На самом же деле мне хотелось остаться одной, чтобы думать об Андрее, писать об Андрее. Мечтать. Любить!
Я сразу поняла, что могу любить его. Он стал моим, как только меня увидел, я почувствовала это всей душой, всем телом.
Совсем мальчик, краснеющий, неловкий[36]
. Его руки дрожали. Едва мы сели за стол, он опрокинул на мое платье бокал красного вина. Сколько искреннего горя отразилось во взгляде!А я, счастливая и радостная, помчалась в спальню, быстро переоделась и снова спустилась в гостиную, не желая и лишней секунды быть вдали от Андрея! А как мне делалось страшно от мыслей, что, если бы не бенефис и этот обед, мы могли бы не встретиться! А если бы свиделись позднее, то его сердце уже могло бы быть занято.
Украдкой от Сергея Михайловича и братьев Андрея мы сговорились о встрече.
Он как Ники. Он лучше Ники.
Буду целовать его.
Любить…
Сергей не должен ничего знать, он слишком мне нужен для театра. Но если вдруг придется нам объясниться, я никогда не буду сожалеть об Андрее. Сегодня я получила лучшую роль, любимой и любящей. Что значат все спектакли в сравнении с ней…

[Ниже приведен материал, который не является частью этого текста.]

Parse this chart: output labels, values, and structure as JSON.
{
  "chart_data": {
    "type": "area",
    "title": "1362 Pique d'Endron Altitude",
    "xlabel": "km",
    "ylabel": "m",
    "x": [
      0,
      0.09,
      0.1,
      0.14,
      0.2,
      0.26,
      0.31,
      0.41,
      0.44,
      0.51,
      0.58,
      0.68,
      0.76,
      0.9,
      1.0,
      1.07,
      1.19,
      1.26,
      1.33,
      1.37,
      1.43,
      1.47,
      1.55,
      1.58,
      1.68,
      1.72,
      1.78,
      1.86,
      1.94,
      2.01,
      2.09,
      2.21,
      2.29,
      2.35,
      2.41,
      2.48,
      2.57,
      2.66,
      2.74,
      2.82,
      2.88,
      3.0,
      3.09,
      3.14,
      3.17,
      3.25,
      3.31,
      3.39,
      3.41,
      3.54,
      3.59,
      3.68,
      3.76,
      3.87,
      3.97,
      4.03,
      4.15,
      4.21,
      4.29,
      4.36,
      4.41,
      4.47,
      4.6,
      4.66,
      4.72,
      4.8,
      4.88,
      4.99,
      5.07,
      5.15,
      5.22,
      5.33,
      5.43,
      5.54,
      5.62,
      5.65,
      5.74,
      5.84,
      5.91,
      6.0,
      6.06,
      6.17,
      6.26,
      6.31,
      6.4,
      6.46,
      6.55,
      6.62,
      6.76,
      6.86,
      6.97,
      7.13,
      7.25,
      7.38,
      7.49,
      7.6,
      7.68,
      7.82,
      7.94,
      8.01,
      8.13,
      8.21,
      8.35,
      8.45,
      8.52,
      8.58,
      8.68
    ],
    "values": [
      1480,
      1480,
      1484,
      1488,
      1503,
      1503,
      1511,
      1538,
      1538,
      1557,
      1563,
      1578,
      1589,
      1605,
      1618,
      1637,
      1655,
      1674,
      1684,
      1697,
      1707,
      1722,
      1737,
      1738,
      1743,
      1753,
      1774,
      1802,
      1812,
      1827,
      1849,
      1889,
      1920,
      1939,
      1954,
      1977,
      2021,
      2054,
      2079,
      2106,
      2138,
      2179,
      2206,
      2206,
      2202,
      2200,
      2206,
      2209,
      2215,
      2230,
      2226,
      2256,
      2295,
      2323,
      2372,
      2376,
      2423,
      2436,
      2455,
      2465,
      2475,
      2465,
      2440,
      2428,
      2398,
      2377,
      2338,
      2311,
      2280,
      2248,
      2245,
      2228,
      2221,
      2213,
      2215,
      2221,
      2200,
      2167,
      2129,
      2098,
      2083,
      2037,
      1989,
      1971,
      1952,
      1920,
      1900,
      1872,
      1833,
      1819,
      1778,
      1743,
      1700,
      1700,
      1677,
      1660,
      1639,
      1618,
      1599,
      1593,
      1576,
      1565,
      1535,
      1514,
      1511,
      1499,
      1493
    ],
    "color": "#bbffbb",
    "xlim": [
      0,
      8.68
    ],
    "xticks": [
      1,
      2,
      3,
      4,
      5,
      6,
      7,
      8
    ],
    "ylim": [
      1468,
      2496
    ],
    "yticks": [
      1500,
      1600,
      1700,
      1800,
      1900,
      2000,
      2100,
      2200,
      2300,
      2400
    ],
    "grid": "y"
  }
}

…Отложив тетрадь, Матильда закрыла глаза, с наслаждением вспоминая лицо князя Андрея.
Потом испуганно бросилась к камину. «Не ровен час, Сергей прочтет, – думала она, наблюдая, как языки пламени лижут наполненные любовью строки. – Узнает, не узнает, там видно будет. А все же хорошо, что дневник не попадется ему на глаза».
Бумаги сгорели. Счастье и любовь лишь разгорелись еще сильнее. Матильда достала из гардероба, где хранились костюмы, пуанты и закружилась в стремительном фуэте. Но почти сразу же остановилась. Подле светящегося за окном фонаря, на который она смотрела, чтобы не расшибиться, виднелась фигура худощавого человека. Лицо его было скрыто тенью широкополой шляпы. Но высокий стан, и именно эта шляпа, и безупречное пальто, а еще лаковые щегольские ботинки позволили Матильде обо всем догадаться. Под окнами особняка стоял несчастный Карл Фаберже…

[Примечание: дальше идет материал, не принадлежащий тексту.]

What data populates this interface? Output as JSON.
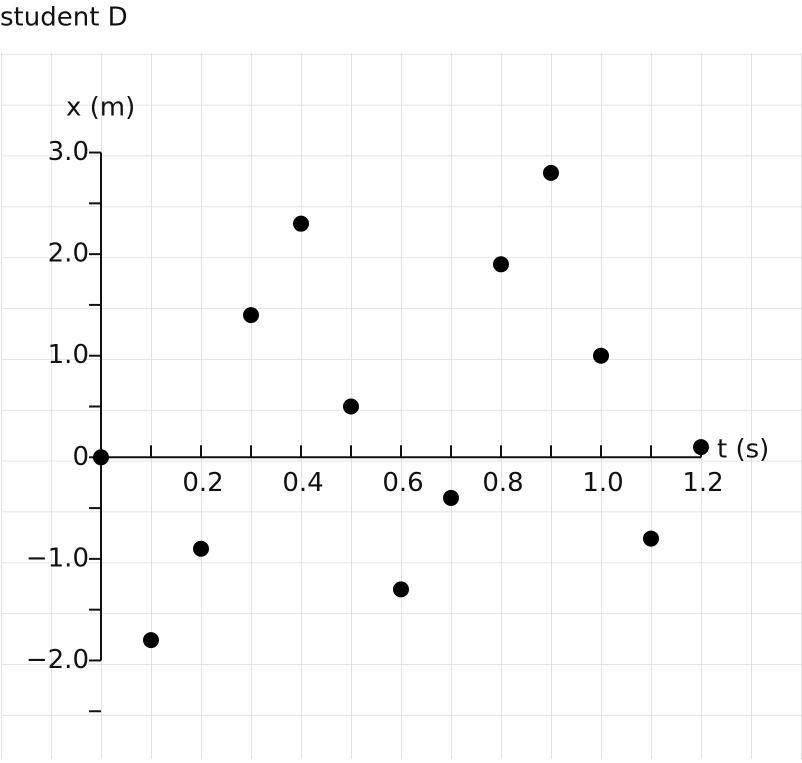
{
  "chart_data": {
    "type": "scatter",
    "title": "student D",
    "x_label": "t (s)",
    "y_label": "x (m)",
    "x": [
      0,
      0.1,
      0.2,
      0.3,
      0.4,
      0.5,
      0.6,
      0.7,
      0.8,
      0.9,
      1.0,
      1.1,
      1.2
    ],
    "values": [
      0,
      -1.8,
      -0.9,
      1.4,
      2.3,
      0.5,
      -1.3,
      -0.4,
      1.9,
      2.8,
      1.0,
      -0.8,
      0.1
    ],
    "color": "#000000",
    "xlim": [
      -0.2,
      1.4
    ],
    "ylim": [
      -2.97,
      3.98
    ],
    "xticks": [
      0.2,
      0.4,
      0.6,
      0.8,
      {
        "value": 1.0,
        "label": "1.0"
      },
      1.2
    ],
    "x_minor_ticks": [
      0.1,
      0.3,
      0.5,
      0.7,
      0.9,
      1.1
    ],
    "yticks": [
      {
        "value": -2,
        "label": "−2.0"
      },
      {
        "value": -1,
        "label": "−1.0"
      },
      0,
      {
        "value": 1,
        "label": "1.0"
      },
      {
        "value": 2,
        "label": "2.0"
      },
      {
        "value": 3,
        "label": "3.0"
      }
    ],
    "y_minor_ticks": [
      -2.5,
      -1.5,
      -0.5,
      0.5,
      1.5,
      2.5
    ],
    "grid": true
  }
}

Какая красота… Море огромное, разлитое до небес, синее-пресинее. Еще в туристическом агентстве, где давали пролистать буклет с фотографиями отелей, Свету поразил необычайный ослепительно-безмятежный оттенок. Но она решила, что это, наверное, рекламные фокусы. Пакет морса, который производит компания Андрея, в рекламном ролике тоже выглядит так соблазнительно, что в горле пересыхает. Бросаешься к холодильнику, и… Ну, пакет как пакет. Обычный вид упаковки, привычный вкус напитка. Но море! Море! Просто глаз не отвести, в сто раз лучше, чем на страницах рекламного проспекта! Кажется, всю жизнь можно проваляться на шезлонге под зонтиком, лениво наблюдая за медленно накатывающими на белоснежный песчаный пляж волнами.
– Полиночка! Поля! Посмотри на меня, солнышко! На меня, а не на официанта! Посмотри и подумай! Я ж тебя любить буду, заботиться. А мальчишка этот что? Две недели пройдут, ты уедешь, он останется.